Saya juga membaca Harimau karya Moctar Lubis, Siti Nurbaya, beberapa karya Pipit Senja dan entah berapa judul novel karya orang Indonesia lagi yang sudah saya lupa. Beberapa novel Andrea Hirata juga saya, tapi entahlah tidak satupun yang berhasil saya selesaikan, kecuali Laskar Pelangi, itu pun dengan sedikit memaksakan diri. Selain itu saya juga membaca Max Havelar.
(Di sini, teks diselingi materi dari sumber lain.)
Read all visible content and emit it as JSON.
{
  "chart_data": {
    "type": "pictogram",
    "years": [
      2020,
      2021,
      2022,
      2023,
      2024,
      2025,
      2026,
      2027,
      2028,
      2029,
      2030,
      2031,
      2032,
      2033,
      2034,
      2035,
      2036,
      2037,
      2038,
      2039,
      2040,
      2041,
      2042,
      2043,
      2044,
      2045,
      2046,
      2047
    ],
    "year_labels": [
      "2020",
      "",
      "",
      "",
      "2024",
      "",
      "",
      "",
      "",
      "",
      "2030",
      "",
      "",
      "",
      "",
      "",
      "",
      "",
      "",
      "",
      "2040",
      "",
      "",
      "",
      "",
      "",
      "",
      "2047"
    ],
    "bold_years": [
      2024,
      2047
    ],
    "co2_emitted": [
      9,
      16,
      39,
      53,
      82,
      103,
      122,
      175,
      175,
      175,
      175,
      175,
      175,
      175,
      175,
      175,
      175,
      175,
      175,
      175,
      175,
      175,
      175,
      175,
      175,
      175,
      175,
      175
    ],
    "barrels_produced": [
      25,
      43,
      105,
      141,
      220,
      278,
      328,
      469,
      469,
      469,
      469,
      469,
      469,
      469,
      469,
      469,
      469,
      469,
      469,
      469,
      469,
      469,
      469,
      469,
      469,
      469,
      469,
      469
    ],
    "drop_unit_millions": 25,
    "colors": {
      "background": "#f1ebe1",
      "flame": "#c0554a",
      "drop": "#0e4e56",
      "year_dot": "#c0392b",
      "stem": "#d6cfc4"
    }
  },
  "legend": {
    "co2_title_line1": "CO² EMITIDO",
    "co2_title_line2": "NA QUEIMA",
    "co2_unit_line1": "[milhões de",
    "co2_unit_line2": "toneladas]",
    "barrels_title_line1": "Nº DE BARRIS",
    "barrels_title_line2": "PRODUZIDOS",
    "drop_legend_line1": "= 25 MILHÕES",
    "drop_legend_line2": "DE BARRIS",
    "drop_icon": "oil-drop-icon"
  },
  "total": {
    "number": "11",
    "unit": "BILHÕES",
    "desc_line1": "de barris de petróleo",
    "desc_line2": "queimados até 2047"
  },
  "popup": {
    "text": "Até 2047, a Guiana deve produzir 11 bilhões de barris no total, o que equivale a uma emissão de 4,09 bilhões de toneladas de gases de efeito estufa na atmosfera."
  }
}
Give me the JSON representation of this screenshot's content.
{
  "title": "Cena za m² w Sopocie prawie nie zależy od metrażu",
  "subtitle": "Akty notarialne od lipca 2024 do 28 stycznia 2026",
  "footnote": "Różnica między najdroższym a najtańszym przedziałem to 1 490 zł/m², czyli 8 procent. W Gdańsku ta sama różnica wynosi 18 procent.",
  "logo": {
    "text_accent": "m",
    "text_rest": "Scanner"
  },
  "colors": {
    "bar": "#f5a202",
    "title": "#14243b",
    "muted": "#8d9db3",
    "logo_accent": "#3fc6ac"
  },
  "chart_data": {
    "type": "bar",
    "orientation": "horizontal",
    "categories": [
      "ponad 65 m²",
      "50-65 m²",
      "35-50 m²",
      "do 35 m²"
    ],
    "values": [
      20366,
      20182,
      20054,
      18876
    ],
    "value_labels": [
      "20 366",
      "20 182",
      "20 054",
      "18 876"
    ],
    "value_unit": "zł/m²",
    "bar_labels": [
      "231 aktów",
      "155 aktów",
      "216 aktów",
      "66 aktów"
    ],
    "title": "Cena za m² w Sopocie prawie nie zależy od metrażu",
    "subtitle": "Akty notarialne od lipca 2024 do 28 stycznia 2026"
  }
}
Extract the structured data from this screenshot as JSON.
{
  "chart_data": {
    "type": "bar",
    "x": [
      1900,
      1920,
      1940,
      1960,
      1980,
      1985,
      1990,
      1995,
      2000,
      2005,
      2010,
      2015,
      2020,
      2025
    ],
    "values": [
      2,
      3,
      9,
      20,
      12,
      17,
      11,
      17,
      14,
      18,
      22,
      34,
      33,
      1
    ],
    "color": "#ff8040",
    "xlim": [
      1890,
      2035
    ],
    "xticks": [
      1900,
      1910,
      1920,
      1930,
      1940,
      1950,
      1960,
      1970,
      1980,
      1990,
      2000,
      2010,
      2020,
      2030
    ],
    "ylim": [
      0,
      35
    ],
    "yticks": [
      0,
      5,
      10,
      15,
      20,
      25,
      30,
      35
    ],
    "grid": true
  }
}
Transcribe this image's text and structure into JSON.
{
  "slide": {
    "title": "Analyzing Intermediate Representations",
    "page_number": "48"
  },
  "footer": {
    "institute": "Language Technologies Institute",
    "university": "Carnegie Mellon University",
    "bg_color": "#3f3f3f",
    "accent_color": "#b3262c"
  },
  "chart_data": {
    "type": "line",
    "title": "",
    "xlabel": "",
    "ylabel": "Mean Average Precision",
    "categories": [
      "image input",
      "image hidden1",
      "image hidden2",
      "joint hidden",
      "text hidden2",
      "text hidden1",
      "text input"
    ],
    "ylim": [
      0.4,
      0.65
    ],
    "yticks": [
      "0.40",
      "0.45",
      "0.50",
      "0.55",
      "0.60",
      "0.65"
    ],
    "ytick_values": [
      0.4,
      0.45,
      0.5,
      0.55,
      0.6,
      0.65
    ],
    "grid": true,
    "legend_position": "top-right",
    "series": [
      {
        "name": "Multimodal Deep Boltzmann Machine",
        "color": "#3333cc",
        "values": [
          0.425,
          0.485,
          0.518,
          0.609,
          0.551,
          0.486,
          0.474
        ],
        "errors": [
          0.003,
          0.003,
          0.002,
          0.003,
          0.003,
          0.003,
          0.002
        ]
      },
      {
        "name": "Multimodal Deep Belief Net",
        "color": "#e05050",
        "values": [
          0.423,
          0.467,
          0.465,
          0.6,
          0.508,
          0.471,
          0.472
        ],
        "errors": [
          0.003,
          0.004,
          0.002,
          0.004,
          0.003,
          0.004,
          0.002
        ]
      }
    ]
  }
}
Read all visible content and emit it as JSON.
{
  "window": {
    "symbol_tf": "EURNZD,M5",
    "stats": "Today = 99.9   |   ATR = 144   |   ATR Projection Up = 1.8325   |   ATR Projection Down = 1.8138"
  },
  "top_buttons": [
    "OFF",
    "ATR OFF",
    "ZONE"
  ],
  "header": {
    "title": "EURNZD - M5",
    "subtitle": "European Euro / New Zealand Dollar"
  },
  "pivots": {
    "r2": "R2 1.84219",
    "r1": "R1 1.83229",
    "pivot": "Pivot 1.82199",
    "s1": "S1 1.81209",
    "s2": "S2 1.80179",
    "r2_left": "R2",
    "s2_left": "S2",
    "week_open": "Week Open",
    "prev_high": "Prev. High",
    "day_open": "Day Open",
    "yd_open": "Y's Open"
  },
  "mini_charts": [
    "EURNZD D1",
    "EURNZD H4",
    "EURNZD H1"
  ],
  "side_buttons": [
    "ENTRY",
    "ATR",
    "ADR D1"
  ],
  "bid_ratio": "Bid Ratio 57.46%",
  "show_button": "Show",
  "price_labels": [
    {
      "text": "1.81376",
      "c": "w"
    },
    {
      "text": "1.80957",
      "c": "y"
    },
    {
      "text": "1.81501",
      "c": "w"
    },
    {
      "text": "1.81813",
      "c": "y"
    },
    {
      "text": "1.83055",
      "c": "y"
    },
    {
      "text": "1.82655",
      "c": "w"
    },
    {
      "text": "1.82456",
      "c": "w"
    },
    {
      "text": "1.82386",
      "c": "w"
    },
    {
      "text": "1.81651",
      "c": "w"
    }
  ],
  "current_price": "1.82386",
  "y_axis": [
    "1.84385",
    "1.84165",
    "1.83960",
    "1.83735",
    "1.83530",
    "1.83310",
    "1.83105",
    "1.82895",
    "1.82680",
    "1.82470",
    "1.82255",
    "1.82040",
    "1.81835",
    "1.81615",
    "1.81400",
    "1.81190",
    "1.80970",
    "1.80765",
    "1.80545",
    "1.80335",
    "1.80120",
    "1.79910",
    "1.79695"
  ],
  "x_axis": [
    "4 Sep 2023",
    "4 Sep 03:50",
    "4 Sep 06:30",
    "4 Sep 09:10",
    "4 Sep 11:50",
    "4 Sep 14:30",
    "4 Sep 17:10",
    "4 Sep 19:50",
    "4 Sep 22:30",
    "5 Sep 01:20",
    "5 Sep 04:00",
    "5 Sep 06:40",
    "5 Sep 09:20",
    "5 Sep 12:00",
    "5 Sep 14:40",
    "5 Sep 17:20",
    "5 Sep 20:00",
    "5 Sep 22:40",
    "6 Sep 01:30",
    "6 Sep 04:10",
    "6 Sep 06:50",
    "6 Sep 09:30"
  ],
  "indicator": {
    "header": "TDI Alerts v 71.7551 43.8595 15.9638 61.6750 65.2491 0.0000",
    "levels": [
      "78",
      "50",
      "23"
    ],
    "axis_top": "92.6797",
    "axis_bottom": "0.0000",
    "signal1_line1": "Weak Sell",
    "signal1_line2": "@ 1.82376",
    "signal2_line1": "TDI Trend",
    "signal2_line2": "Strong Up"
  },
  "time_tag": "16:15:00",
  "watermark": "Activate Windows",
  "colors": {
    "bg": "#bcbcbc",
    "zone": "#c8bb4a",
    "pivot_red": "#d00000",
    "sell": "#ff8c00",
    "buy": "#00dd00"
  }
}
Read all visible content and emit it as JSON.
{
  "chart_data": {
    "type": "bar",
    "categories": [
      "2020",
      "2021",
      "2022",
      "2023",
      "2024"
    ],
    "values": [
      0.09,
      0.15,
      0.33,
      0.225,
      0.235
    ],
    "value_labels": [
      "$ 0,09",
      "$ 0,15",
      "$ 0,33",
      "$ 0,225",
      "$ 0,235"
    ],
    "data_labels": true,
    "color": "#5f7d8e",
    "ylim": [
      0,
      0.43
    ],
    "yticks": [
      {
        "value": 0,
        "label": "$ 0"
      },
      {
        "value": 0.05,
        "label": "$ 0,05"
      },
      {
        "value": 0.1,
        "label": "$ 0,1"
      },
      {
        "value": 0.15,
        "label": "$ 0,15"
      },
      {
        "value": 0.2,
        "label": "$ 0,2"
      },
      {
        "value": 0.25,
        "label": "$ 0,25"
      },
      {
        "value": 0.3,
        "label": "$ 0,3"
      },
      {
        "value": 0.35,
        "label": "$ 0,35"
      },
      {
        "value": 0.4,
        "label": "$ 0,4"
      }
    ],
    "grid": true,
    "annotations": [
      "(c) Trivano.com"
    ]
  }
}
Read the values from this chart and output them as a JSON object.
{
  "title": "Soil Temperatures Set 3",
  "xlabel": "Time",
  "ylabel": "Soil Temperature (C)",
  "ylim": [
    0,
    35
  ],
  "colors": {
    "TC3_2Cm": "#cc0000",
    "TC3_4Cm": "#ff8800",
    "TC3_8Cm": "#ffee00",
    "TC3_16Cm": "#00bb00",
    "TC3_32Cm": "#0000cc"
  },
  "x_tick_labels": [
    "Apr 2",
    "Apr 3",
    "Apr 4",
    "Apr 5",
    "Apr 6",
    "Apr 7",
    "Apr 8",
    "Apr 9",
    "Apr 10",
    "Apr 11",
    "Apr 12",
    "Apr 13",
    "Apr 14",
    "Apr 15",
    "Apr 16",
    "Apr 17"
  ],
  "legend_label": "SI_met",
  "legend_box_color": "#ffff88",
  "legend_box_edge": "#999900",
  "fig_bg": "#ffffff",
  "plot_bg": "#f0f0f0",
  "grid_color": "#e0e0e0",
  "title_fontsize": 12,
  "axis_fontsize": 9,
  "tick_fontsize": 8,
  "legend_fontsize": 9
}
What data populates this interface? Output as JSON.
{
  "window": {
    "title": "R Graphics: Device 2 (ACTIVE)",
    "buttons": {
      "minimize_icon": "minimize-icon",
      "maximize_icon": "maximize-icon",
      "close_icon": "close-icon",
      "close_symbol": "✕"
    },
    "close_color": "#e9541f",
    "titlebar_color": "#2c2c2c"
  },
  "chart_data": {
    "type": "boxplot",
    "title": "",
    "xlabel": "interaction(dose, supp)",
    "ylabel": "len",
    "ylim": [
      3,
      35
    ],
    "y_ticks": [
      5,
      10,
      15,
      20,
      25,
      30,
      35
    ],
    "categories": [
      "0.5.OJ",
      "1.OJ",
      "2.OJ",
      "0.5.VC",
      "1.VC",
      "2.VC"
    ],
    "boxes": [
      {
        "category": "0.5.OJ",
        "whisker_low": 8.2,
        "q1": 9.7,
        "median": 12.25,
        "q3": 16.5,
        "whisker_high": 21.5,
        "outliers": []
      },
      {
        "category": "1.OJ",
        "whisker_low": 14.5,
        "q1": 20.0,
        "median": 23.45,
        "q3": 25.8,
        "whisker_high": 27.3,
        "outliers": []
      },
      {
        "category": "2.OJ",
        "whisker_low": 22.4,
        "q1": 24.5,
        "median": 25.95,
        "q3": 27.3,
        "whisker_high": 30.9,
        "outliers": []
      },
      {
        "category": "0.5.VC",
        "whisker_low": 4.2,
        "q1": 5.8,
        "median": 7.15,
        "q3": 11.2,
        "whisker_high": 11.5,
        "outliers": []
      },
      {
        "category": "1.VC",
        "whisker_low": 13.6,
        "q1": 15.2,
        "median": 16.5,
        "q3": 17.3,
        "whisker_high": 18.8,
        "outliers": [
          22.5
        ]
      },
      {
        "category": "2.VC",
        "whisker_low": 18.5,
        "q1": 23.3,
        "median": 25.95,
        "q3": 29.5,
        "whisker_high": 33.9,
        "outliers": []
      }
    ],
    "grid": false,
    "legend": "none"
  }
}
Sedangkan penulis luar, saya menggemari karya-karya Leo Tolstoy, The Alchemist karya Paulo Choelo, beberapa novel Torey Heyden, The Ring karya Koji Suzuki, karya-karya Nawal el-Sadawi seperti Perempuan di Titik Nol dan beberapa karya lain dari el-Sadawi, karya-karya penulis Mesir lainnya seperti Naguib Mahfoudz, dan entahlah sudah banyak yang saya lupa. 

Saya ketika itu sangat suka membaca novel-novel Nawal el-Sadawi. Jika diringkas waktu itu penulis novel yang saya gemari adalah, Pramoedia, Ahmad Tohari, Hamka, Nawal el-Sadawi, dan beberapa penulis lain.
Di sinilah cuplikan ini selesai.